Esta es la tinaja en cuya piel de barro crece un bosque microscópico. Lleva con la familia más de un siglo, apenas un suspiro en la escala temporal de las tinajas habitadas… (Foto: José María Montero)

La tinaja, uterina y rechoncha, acompaña a la familia desde hace más de un siglo. La cocieron en alguno de los alfares cuyas ruinas sestean junto al arroyo, en la vereda de los Huertos de la Virgen, en este rincón de la Sierra Morena cordobesa. Tiene algunas heridas, suturadas con grapas herrumbrosas, y esconde el lago oscuro que las pocas lluvias de este invierno han alimentado en su panza. Ya no almacena vino ni guarda aceite. Ni siquiera se mantiene en pie: la dejaron tumbada en el prado que se abre frente a la casa, a la vista del porche, como si ya no tuviera otra función, ni más uso, que el de servir de adorno.

Los musgos son los bosques-isla de esta campiña cocida en un viejo alfar (Foto: José María Montero).

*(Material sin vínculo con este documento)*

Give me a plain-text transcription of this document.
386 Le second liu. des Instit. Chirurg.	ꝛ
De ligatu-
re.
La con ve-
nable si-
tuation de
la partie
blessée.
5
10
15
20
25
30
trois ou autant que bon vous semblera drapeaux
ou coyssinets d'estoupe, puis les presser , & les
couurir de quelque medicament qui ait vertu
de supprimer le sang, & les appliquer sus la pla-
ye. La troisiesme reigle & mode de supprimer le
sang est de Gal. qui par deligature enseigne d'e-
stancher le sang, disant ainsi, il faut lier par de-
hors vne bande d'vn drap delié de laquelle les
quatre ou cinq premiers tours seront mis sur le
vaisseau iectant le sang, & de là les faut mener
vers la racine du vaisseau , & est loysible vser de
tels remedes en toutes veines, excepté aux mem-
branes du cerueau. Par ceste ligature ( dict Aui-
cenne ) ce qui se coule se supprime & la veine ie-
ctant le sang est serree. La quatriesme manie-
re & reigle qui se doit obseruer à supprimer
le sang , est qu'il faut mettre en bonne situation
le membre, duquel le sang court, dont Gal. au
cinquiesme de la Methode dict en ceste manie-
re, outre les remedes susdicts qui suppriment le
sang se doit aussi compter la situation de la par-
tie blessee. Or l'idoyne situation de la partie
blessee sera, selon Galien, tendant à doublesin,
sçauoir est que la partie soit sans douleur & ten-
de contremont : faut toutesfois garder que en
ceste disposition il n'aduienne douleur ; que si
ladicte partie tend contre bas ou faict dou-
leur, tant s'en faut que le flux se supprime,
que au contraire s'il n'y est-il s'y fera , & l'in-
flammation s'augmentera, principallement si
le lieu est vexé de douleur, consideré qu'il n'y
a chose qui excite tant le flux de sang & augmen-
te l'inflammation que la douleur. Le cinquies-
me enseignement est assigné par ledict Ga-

Y es cierto que su perfil, y el ocre de las arcillas con que se modelaron sus curvas, añade un suave rasgo de humanidad, de primitiva humanidad, al paisaje, y lo hace, si cabe, más hermoso. Pero, como ocurre con tantos otros elementos que salpican este raso de Los Linares, es mucho más lo que la tinaja oculta que lo que muestra, y aunque no es fácil reparar en ese llamado –porque es susurro que el viento compone, a su capricho, cuando roza los labios de barro dormido –, su boca, abierta en mueca de asombro, pide que nos acerquemos, que nos acerquemos un poco más, que rocemos su piel, la piel habitada, la rugosa superficie cobriza en la que crece ese bosque que casi nadie conoce, la selva escondida, el microcosmos en el que la naturaleza se multiplica (y se repite, a diferentes escalas) lejos de la mirada (ciega) de los humanos, esa que no distingue la más humilde expresión de la vida.

Estos son los delicados y diminutos tulipanes que se alzan sobre las encrespadas hojas del musgo (Foto: José María Montero).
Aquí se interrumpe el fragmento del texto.